Wenigstens kann sich Bernadette nun wegen vorhin etwas erholen. Vermutlich wird es demnächst ohnehin heißen, dass wir uns langsam auf dem Heimweg machen sollen. Allein Donnies Vermutung, dass die Krankenschwester bald wiederauftauchen wird, verstärkt meinen Verdacht, dass meine Brüder dies als Anreiz verwenden werden. Wenn es nach mir gehen würde, würde ich 24 Stunden am Tag hier verweilen. Ich will immerhin hier sein, wenn Bernadette endlich ihre Augen öffnet. Falls das in der nächsten Zeit überhaupt wahrscheinlich ist. Nachdem, was ich vorhin gesehen, zweifle ich etwas daran. Es müsste schon etwas passieren, sodass mein Engel dies als Energiequelle nutzt und sich durch diese Dunkelheit hindurchkämpft. Am liebsten würde ich ihr all meine Kraft schenken, damit sie endlich ihre Augen aufmacht. Wenn ich wüsste, wie dies funktionieren könnte, so hätte ich dies bereits getan, darauf können alle Anwesenden Gift nehmen, meine Freundin miteingeschlossen. Seufzend lege ich Bernadettes Hand vorsichtig wieder auf die Matratze. Sanft streiche ich mit den Fingern ein weiteres Mal darüber, während ich ihr einen zarten Kuss auf ihre Stirn schenke. Ich wäre in diesem Moment sogar aufgestanden, hätte ich nicht diesmal etwas gespürt. Es war nicht viel, vielleicht ein kurzes Zucken eines ihrer Finger, aber es hat gereicht, dass ich es noch rechtzeitig gespürt habe, ehe ich meine Hand ganz von ihr weggenommen hätte. Erschrocken sehe ich sie an. Meine Augen sind weitaufgerissen und ich umfasse ihre Finger ein weiteres Mal.
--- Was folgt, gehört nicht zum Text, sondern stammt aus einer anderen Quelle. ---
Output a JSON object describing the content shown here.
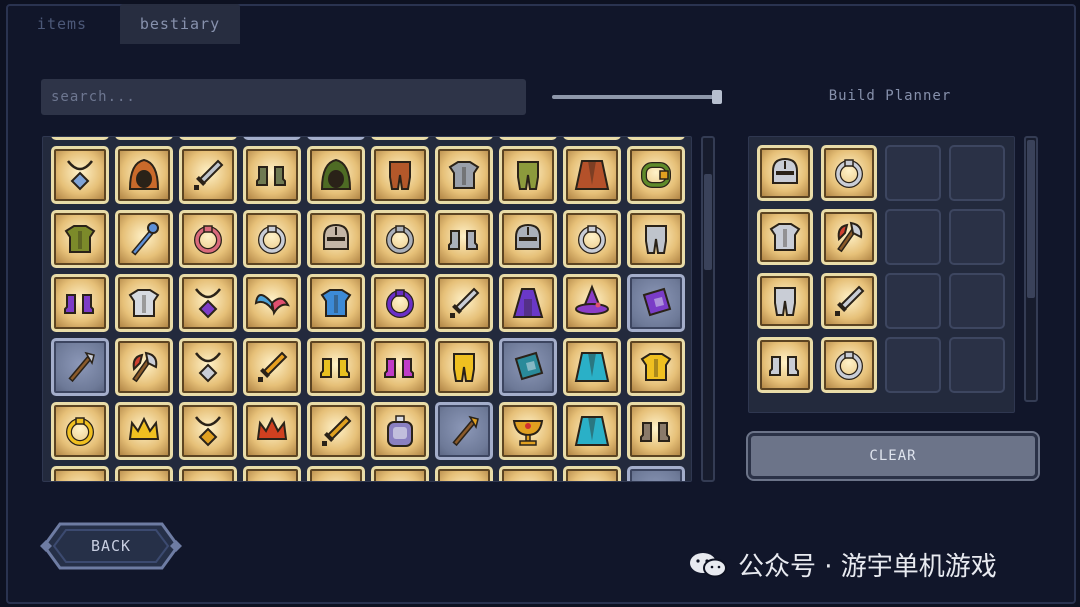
{
  "tabs": [
    {
      "label": "items"
    },
    {
      "label": "bestiary"
    }
  ],
  "search": {
    "placeholder": "search..."
  },
  "build_planner": {
    "title": "Build Planner",
    "clear_label": "CLEAR",
    "slots": [
      {
        "icon": "helmet-icon",
        "bg": "gold"
      },
      {
        "icon": "ring-icon",
        "bg": "gold"
      },
      {
        "icon": "",
        "bg": "empty"
      },
      {
        "icon": "",
        "bg": "empty"
      },
      {
        "icon": "chest-armor-icon",
        "bg": "gold"
      },
      {
        "icon": "axe-icon",
        "bg": "gold"
      },
      {
        "icon": "",
        "bg": "empty"
      },
      {
        "icon": "",
        "bg": "empty"
      },
      {
        "icon": "leg-armor-icon",
        "bg": "gold"
      },
      {
        "icon": "sword-icon",
        "bg": "gold"
      },
      {
        "icon": "",
        "bg": "empty"
      },
      {
        "icon": "",
        "bg": "empty"
      },
      {
        "icon": "boots-icon",
        "bg": "gold"
      },
      {
        "icon": "ring-icon",
        "bg": "gold"
      },
      {
        "icon": "",
        "bg": "empty"
      },
      {
        "icon": "",
        "bg": "empty"
      }
    ]
  },
  "back_label": "BACK",
  "watermark": "公众号 · 游宇单机游戏",
  "items": [
    {
      "icon": "ring-icon",
      "bg": "gold"
    },
    {
      "icon": "ring-icon",
      "bg": "gold"
    },
    {
      "icon": "ring-icon",
      "bg": "gold"
    },
    {
      "icon": "",
      "bg": "blue"
    },
    {
      "icon": "",
      "bg": "blue"
    },
    {
      "icon": "ring-icon",
      "bg": "gold"
    },
    {
      "icon": "ring-icon",
      "bg": "gold"
    },
    {
      "icon": "ring-icon",
      "bg": "gold"
    },
    {
      "icon": "ring-icon",
      "bg": "gold"
    },
    {
      "icon": "ring-icon",
      "bg": "gold"
    },
    {
      "icon": "amulet-icon",
      "bg": "gold",
      "color": "#7fa3d6"
    },
    {
      "icon": "hood-icon",
      "bg": "gold",
      "color": "#c96a2b"
    },
    {
      "icon": "sword-icon",
      "bg": "gold",
      "color": "#bfc4cc"
    },
    {
      "icon": "boots-icon",
      "bg": "gold",
      "color": "#6f7a52"
    },
    {
      "icon": "hood-icon",
      "bg": "gold",
      "color": "#4e6b24"
    },
    {
      "icon": "leg-armor-icon",
      "bg": "gold",
      "color": "#b3582a"
    },
    {
      "icon": "chest-armor-icon",
      "bg": "gold",
      "color": "#9aa0aa"
    },
    {
      "icon": "leg-armor-icon",
      "bg": "gold",
      "color": "#8c9a3c"
    },
    {
      "icon": "cape-icon",
      "bg": "gold",
      "color": "#b4512a"
    },
    {
      "icon": "bracelet-icon",
      "bg": "gold",
      "color": "#5f8a2a"
    },
    {
      "icon": "chest-armor-icon",
      "bg": "gold",
      "color": "#7c8a2a"
    },
    {
      "icon": "staff-icon",
      "bg": "gold",
      "color": "#5d8fd6"
    },
    {
      "icon": "ring-icon",
      "bg": "gold",
      "color": "#d96a7c"
    },
    {
      "icon": "ring-icon",
      "bg": "gold",
      "color": "#c9cdd6"
    },
    {
      "icon": "helmet-icon",
      "bg": "gold",
      "color": "#c4b6a6"
    },
    {
      "icon": "ring-icon",
      "bg": "gold",
      "color": "#aab0ba"
    },
    {
      "icon": "boots-icon",
      "bg": "gold",
      "color": "#aab0ba"
    },
    {
      "icon": "helmet-icon",
      "bg": "gold",
      "color": "#aab0ba"
    },
    {
      "icon": "ring-icon",
      "bg": "gold",
      "color": "#c9cdd6"
    },
    {
      "icon": "leg-armor-icon",
      "bg": "gold",
      "color": "#bfc4cc"
    },
    {
      "icon": "boots-icon",
      "bg": "gold",
      "color": "#7d3cc7"
    },
    {
      "icon": "chest-armor-icon",
      "bg": "gold",
      "color": "#d6dae0"
    },
    {
      "icon": "amulet-icon",
      "bg": "gold",
      "color": "#7d3cc7"
    },
    {
      "icon": "wings-icon",
      "bg": "gold",
      "color": "#4aa0d6"
    },
    {
      "icon": "chest-armor-icon",
      "bg": "gold",
      "color": "#3c8ad6"
    },
    {
      "icon": "ring-icon",
      "bg": "gold",
      "color": "#6a2ec7"
    },
    {
      "icon": "sword-icon",
      "bg": "gold",
      "color": "#c9cdd6"
    },
    {
      "icon": "robe-icon",
      "bg": "gold",
      "color": "#6a38c7"
    },
    {
      "icon": "wizard-hat-icon",
      "bg": "gold",
      "color": "#8a3cc7"
    },
    {
      "icon": "book-icon",
      "bg": "blue",
      "color": "#7a3cc7"
    },
    {
      "icon": "wand-icon",
      "bg": "blue",
      "color": "#c9cdd6"
    },
    {
      "icon": "axe-icon",
      "bg": "gold",
      "color": "#c9cdd6"
    },
    {
      "icon": "amulet-icon",
      "bg": "gold",
      "color": "#c9cdd6"
    },
    {
      "icon": "sword-icon",
      "bg": "gold",
      "color": "#e8a020"
    },
    {
      "icon": "boots-icon",
      "bg": "gold",
      "color": "#e8c020"
    },
    {
      "icon": "boots-icon",
      "bg": "gold",
      "color": "#c03cc7"
    },
    {
      "icon": "leg-armor-icon",
      "bg": "gold",
      "color": "#f0c020"
    },
    {
      "icon": "book-icon",
      "bg": "blue",
      "color": "#2a8a9a"
    },
    {
      "icon": "cape-icon",
      "bg": "gold",
      "color": "#2ab0c7"
    },
    {
      "icon": "chest-armor-icon",
      "bg": "gold",
      "color": "#f0c020"
    },
    {
      "icon": "ring-icon",
      "bg": "gold",
      "color": "#f0c020"
    },
    {
      "icon": "crown-icon",
      "bg": "gold",
      "color": "#f0c020"
    },
    {
      "icon": "amulet-icon",
      "bg": "gold",
      "color": "#e0a020"
    },
    {
      "icon": "crown-icon",
      "bg": "gold",
      "color": "#d04020"
    },
    {
      "icon": "sword-icon",
      "bg": "gold",
      "color": "#e0a020"
    },
    {
      "icon": "potion-icon",
      "bg": "gold",
      "color": "#8a80c0"
    },
    {
      "icon": "wand-icon",
      "bg": "blue",
      "color": "#e0a020"
    },
    {
      "icon": "chalice-icon",
      "bg": "gold",
      "color": "#e0a020"
    },
    {
      "icon": "cape-icon",
      "bg": "gold",
      "color": "#2ab0c7"
    },
    {
      "icon": "boots-icon",
      "bg": "gold",
      "color": "#8a7a6a"
    },
    {
      "icon": "",
      "bg": "gold"
    },
    {
      "icon": "",
      "bg": "gold"
    },
    {
      "icon": "",
      "bg": "gold"
    },
    {
      "icon": "",
      "bg": "gold"
    },
    {
      "icon": "",
      "bg": "gold"
    },
    {
      "icon": "",
      "bg": "gold"
    },
    {
      "icon": "",
      "bg": "gold"
    },
    {
      "icon": "",
      "bg": "gold"
    },
    {
      "icon": "",
      "bg": "gold"
    },
    {
      "icon": "",
      "bg": "blue"
    }
  ]
}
„Was ist los Raphi?!, fragt mich Donnie überrascht und ohne meinen Blick von meiner Freundin zu wenden, antworte ich ihm: „Sie hat sich bewegt.“ „Wie?! … Dein Ernst?! … Bist du sicher?!“, fragen meine Brüder abwechselnd. Als hätte ich einen Geist gesehen, nicke ich nur, denn ich kann es selbst kaum glauben. Noch kurz zuvor hätte ich es für heute unmöglich gehalten, dass sie sich bewegt. Ich wäre schon damit „zufrieden“ gewesen, wenn dieser Alarm nicht sofort wieder losgegangen wäre. Das hier dagegen sprengt jeglicher Vorstellung. Ich bin mir aber sicher, ich habe dieses Zucken gespürt. Da gibt es keinen Zweifel! Meine Brüder stürmen nun allesamt zum Bett. Wie ich, warten sie auf eine weitere Reaktion und sei es auch nur ein kurzes Zucken. Doch es passiert nichts, egal wie lange wir alle gespannt auf den schlafenden Körper starren. Allmählich wird Mikey die Warterei zu bunt. Er glaubt sogar, ich hätte sowas wie eine „Fata Morgana“ erlebt, aber das ist Schwachsinn! Ich bin mir zu 100% sicher, dass ich dieses kurze Zucken bei ihrer Hand gespürt habe, das war keine Einbildung! „Vielleicht sollten wir für heute schlussmachen. Wir sind alle müde und …“, wirft Leo in die Runde, aber das kann er sich getrost abschminken! Bevor er auch nur seinen Satz beenden kann, schneide ich ihm mittendrin das Wort ab: „Ihr könnt meinetwegen abhauen, aber ich bleibe ihr!“ „Raphi, Leo hat recht. Es war eine lange Nacht und wer weiß, vielleicht hast du dir das tatsächlich nur eingebildet und vergiss nicht, dass so und so noch jemand kommen wird, um nach ihr zu sehen. Da dürfen wir nicht mehr hier sein.“, mischt sich nun auch Donnie ein, aber ich habe mir das nicht eingebildet! Auf gar keinen Fall, Bernadette hat sich bewegt und das heißt, dass sie versucht, einen Weg zurückzufinden. Sie ist nah dran und da kann ich jetzt nicht einfach abhauen, egal, was auch passieren wird!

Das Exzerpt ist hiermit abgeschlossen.